2. Video games improve preschoolers' motor skills Letting a 4-year-old sit in front of a TV with a game controller might not seem like the most productive use of her time. But researchers from Deakin University in Melbourne, Australia, would disagree. Their study examined the development of 53 preschool-aged children, and found that those who played "interactive games" had better "object control motor skills" than those who didn't. It's not clear, though, whether children with better-than-average motor skills tend to gravitate toward video games in the first place.
3. Video games reduce stress and depression 2009's Annual Review of Cybertherapy and Telemedicine included a study that found that gamers who suffered from mental health issues such as stress and depression were able to vent their frustration and aggression by playing video games — and showed a noted improvement. The study hypothesized that games gave certain "Type A" personalities time to relax in "a state of relative mindlessness" that allowed them to avoid reaching "a certain level of stressful arousal" as they tried to relax.
4. Video games can provide pain relief Video games don't just provide relief from emotional pain. They can also help those who are suffering from physical pain. Psychologists at the University of Washington developed a gamethat helps hospital patients suffering from immense physical pain by using an age-old mental trick: distraction. The virtual reality game "Snow World" put patients in an arctic wonderland in which they throw an endless arsenal of snowballs at a series of targets, such as penguins and snowmen. Military hospitals found the experience helped soldiers recovering from their battlefield wounds. The soldiers who played "Snow World" required less pain medicine during their recuperation.
5. Video games can improve your vision Mom may have warned you that sitting in front of the TV wasn't good for your eyes. But one developmental psychologist found it could actually be beneficial to your vision. Dr. Daphen Maurer of the Visual Development Lab of Ontario's McMaster University made a surprising discovery: People suffering from cataracts can improve their vision by playing first-person shooter games like Medal of Honor and Call of Duty. She believes these games are so fast-paced that they require an extreme amount of attention, training the visually impaired to view things more sharply. They can also produce higher levels of dopamine and adrenaline that "potentially may make the brain more plastic," she said.
6. Video games can improve your decision-making skills Most video games require fast reactions and split-second decisions that can mean the difference between virtual life and virtual death.
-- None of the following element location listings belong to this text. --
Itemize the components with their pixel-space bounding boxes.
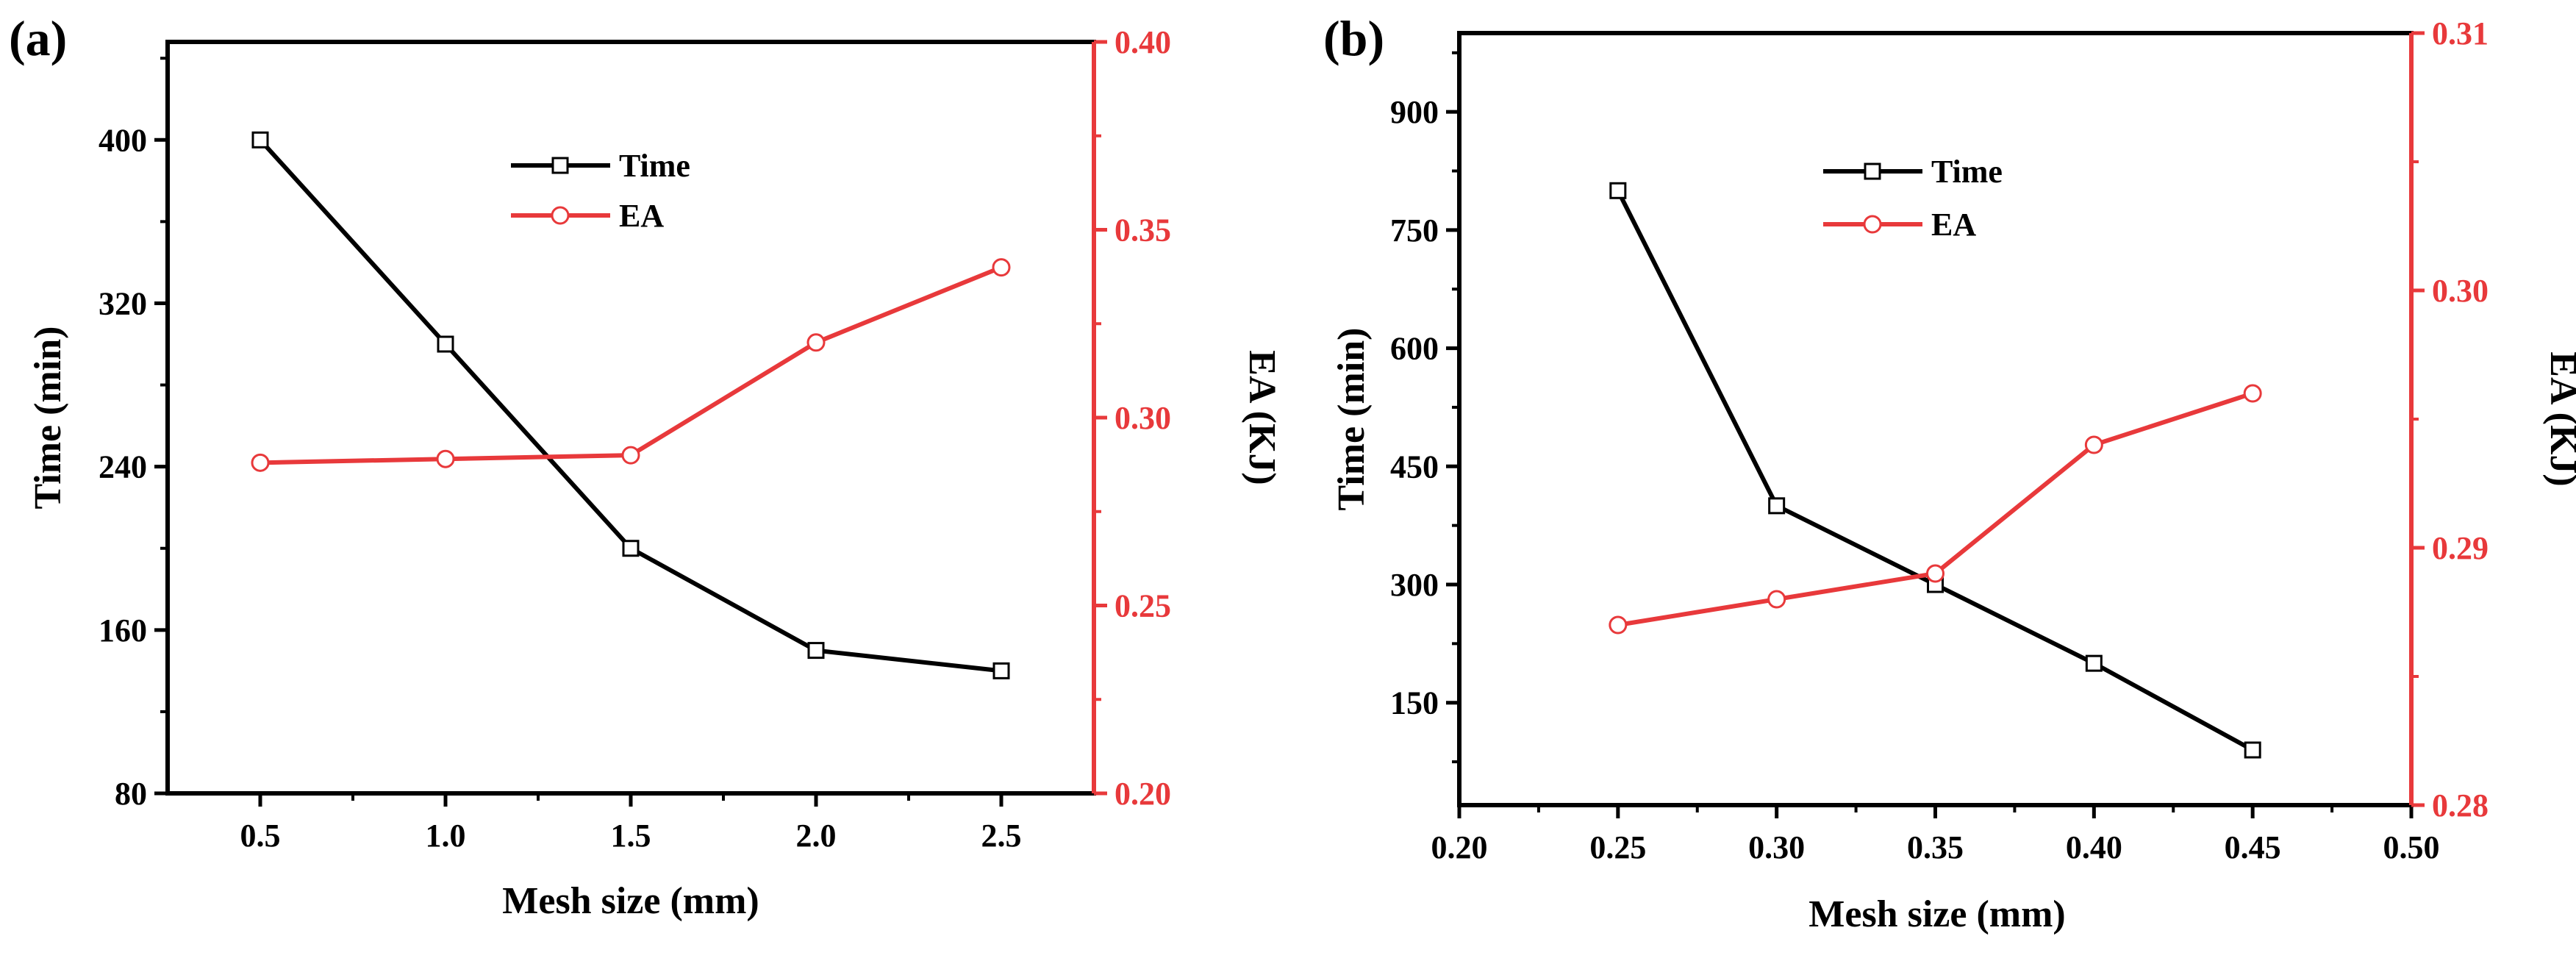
legend-label-ea: EA — [619, 198, 664, 234]
panel-a: (a) 0.5 1.0 1.5 2.0 2.5 80 160 240 320 400 0.20 0.2… — [9, 10, 1283, 922]
y2-tick-label: 0.29 — [2432, 530, 2489, 566]
y2-tick-label: 0.30 — [2432, 273, 2489, 309]
data-point-time — [437, 335, 454, 353]
x-tick-label: 0.45 — [2225, 829, 2281, 865]
data-point-ea — [2084, 435, 2103, 454]
data-point-ea — [1767, 590, 1786, 609]
y2-axis-title: EA (KJ) — [2542, 351, 2576, 486]
y2-tick-label: 0.31 — [2432, 15, 2489, 51]
y2-tick-label: 0.40 — [1115, 24, 1171, 60]
x-tick-label: 0.25 — [1589, 829, 1646, 865]
y-tick-label: 450 — [1390, 449, 1439, 485]
x-axis-title: Mesh size (mm) — [1808, 893, 2065, 935]
data-point-time — [992, 662, 1010, 679]
y-tick-label: 900 — [1390, 94, 1439, 130]
circle-marker-icon — [1863, 215, 1882, 234]
data-point-ea — [1926, 564, 1944, 583]
series-line-ea — [260, 265, 1003, 465]
data-point-ea — [251, 453, 270, 472]
y2-tick-label: 0.28 — [2432, 787, 2489, 824]
y-tick-label: 300 — [1390, 567, 1439, 603]
y-tick-label: 160 — [99, 612, 147, 649]
y2-tick-label: 0.35 — [1115, 212, 1171, 249]
data-point-time — [1609, 182, 1627, 199]
y-axis-title: Time (min) — [27, 326, 69, 510]
panel-label: (a) — [9, 10, 67, 66]
data-point-time — [251, 131, 269, 149]
x-tick-label: 2.0 — [796, 818, 837, 854]
data-point-ea — [992, 258, 1011, 277]
square-marker-icon — [551, 157, 569, 174]
data-point-ea — [621, 446, 640, 465]
y-axis-title: Time (min) — [1331, 328, 1373, 511]
plot-frame — [1457, 31, 2414, 807]
data-point-time — [622, 540, 640, 557]
x-axis-title: Mesh size (mm) — [502, 880, 759, 922]
data-point-ea — [2243, 384, 2262, 403]
x-tick-label: 1.0 — [426, 818, 466, 854]
y-tick-label: 320 — [99, 285, 147, 321]
y-tick-label: 600 — [1390, 331, 1439, 367]
y2-tick-label: 0.20 — [1115, 776, 1171, 812]
series-line-time — [1616, 189, 2254, 752]
y2-axis-title: EA (KJ) — [1241, 350, 1283, 485]
data-point-ea — [436, 449, 455, 468]
series-layer — [1609, 182, 2262, 759]
x-tick-label: 0.20 — [1431, 829, 1488, 865]
legend-label-time: Time — [1931, 154, 2003, 190]
data-point-time — [2085, 654, 2103, 672]
y-tick-label: 400 — [99, 122, 147, 158]
ticks: 0.20 0.25 0.30 0.35 0.40 0.45 0.50 150 300 450 600… — [1390, 15, 2489, 865]
x-tick-label: 0.5 — [240, 818, 281, 854]
data-point-ea — [806, 333, 826, 352]
x-tick-label: 0.40 — [2066, 829, 2122, 865]
data-point-time — [807, 642, 825, 660]
legend-label-time: Time — [619, 148, 690, 184]
y-tick-label: 750 — [1390, 212, 1439, 249]
ticks: 0.5 1.0 1.5 2.0 2.5 80 160 240 320 400 0.20 0.25 0.3… — [99, 24, 1171, 854]
legend-entry-time: Time — [1823, 154, 2003, 190]
data-point-ea — [1609, 615, 1628, 635]
circle-marker-icon — [551, 206, 570, 225]
legend-label-ea: EA — [1931, 207, 1976, 243]
legend: Time EA — [511, 148, 690, 234]
y2-tick-label: 0.25 — [1115, 588, 1171, 624]
legend-entry-ea: EA — [511, 198, 664, 234]
legend-entry-ea: EA — [1823, 207, 1976, 243]
x-tick-label: 2.5 — [981, 818, 1022, 854]
panel-label: (b) — [1323, 10, 1384, 66]
y-tick-label: 150 — [1390, 685, 1439, 721]
data-point-time — [1768, 497, 1786, 515]
data-point-time — [2244, 741, 2261, 759]
x-tick-label: 0.50 — [2383, 829, 2440, 865]
y2-tick-label: 0.30 — [1115, 400, 1171, 436]
legend-entry-time: Time — [511, 148, 690, 184]
x-tick-label: 0.35 — [1907, 829, 1964, 865]
x-tick-label: 1.5 — [611, 818, 651, 854]
series-layer — [251, 131, 1011, 679]
x-tick-label: 0.30 — [1748, 829, 1805, 865]
panel-b: (b) 0.20 0.25 0.30 0.35 0.40 0.45 0.50 150 300 45… — [1323, 10, 2576, 935]
y-tick-label: 80 — [115, 776, 147, 812]
legend: Time EA — [1823, 154, 2003, 243]
y-tick-label: 240 — [99, 449, 147, 485]
square-marker-icon — [1864, 162, 1881, 180]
Cognitive neuroscientists at the University of Rochester in New York found these games give players' brains plenty of practice for making decisions in the real world. Researchers suggest that action-oriented games act as a simulator for the decision-making process by giving players several chances to infer information from their surroundings and forcing them to react accordingly.
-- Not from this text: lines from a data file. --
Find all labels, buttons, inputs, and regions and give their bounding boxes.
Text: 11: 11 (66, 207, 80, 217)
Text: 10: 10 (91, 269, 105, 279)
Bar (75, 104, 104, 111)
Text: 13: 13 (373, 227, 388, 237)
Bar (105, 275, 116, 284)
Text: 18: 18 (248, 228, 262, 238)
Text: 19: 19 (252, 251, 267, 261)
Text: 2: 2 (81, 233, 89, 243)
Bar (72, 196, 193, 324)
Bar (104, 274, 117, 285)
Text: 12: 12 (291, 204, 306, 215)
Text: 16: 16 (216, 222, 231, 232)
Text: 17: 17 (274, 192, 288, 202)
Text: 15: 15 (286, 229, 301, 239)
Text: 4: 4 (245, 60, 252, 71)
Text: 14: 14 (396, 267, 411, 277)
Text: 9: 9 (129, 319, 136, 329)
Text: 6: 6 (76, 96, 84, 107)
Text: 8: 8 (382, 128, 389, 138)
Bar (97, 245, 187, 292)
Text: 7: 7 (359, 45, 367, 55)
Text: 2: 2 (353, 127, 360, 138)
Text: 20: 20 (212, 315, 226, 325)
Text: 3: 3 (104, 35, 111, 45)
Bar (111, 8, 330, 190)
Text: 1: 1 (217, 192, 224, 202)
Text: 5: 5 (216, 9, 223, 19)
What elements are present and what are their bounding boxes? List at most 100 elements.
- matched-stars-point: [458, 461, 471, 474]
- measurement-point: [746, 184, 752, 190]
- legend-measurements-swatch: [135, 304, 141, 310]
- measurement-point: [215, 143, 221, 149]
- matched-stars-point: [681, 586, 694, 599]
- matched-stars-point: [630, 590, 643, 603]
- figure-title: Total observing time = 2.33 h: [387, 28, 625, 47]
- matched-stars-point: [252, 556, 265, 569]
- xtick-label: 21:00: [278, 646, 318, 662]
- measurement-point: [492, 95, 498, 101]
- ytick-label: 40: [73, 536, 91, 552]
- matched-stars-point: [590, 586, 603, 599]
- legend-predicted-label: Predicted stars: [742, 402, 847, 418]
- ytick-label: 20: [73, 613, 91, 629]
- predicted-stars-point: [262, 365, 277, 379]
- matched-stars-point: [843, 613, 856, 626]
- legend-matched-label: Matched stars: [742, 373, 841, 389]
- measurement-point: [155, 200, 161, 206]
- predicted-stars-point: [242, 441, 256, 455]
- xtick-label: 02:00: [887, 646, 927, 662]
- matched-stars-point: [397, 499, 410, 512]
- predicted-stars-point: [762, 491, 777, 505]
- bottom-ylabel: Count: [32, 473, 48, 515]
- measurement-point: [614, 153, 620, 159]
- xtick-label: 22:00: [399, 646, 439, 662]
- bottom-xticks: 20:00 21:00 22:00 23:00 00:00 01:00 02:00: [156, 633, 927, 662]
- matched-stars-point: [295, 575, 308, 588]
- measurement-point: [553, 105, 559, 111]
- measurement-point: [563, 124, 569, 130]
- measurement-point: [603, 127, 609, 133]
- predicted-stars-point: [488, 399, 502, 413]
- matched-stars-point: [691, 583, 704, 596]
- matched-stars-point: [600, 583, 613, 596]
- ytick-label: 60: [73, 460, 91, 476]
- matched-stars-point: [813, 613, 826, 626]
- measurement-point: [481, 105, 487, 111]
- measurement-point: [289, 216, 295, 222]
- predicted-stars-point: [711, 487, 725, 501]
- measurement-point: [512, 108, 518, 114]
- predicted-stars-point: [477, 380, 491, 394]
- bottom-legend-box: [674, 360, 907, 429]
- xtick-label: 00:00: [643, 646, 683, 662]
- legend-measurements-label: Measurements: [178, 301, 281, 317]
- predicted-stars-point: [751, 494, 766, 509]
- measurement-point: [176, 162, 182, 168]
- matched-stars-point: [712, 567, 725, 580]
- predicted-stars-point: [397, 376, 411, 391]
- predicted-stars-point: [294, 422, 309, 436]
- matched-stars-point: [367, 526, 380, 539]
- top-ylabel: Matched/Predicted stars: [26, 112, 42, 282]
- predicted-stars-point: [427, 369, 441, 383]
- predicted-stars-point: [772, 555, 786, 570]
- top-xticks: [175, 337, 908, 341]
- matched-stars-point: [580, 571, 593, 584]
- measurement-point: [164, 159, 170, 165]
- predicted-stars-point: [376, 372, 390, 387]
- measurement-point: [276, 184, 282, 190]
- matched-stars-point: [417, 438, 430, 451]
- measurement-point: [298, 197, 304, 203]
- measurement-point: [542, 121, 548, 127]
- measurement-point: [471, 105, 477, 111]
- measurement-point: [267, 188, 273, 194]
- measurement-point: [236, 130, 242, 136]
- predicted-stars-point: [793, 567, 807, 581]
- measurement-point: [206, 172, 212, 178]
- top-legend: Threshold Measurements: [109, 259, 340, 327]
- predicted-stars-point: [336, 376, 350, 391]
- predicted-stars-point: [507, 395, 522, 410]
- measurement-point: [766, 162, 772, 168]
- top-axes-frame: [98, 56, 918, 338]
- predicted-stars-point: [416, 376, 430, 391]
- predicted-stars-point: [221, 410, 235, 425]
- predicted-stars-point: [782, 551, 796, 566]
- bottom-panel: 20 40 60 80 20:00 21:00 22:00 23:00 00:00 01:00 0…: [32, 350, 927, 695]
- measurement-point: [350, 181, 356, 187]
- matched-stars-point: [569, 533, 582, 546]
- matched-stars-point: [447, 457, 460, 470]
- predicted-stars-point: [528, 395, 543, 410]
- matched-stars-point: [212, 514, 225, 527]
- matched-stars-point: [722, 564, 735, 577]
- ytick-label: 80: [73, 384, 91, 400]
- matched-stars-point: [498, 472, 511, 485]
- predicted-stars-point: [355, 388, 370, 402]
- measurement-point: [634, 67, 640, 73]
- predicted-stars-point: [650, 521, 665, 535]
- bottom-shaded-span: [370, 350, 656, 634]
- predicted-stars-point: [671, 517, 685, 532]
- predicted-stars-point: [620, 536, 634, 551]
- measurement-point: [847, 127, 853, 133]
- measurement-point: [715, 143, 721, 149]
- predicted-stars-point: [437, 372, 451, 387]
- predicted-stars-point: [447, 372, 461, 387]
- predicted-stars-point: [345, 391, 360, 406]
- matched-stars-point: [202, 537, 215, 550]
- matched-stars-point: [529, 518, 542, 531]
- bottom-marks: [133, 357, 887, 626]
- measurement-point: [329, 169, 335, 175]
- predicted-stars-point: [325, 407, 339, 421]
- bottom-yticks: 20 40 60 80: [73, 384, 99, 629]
7. Video games can keep you happy in old age Researchers from North Carolina State University looked closely at our aging population to see if there was a link between playing video games and mental well-being — i.e. "happiness." They found that senior citizens who said they played video games — even occasionally — reported "higher levels of happiness, or well-being," says Rick Nauert at PsychCentral. "Those who did not play video games reported more negative emotions" and were more likely to be depressed. It's unclear what exactly is behind this link — or if the relationship is even causal.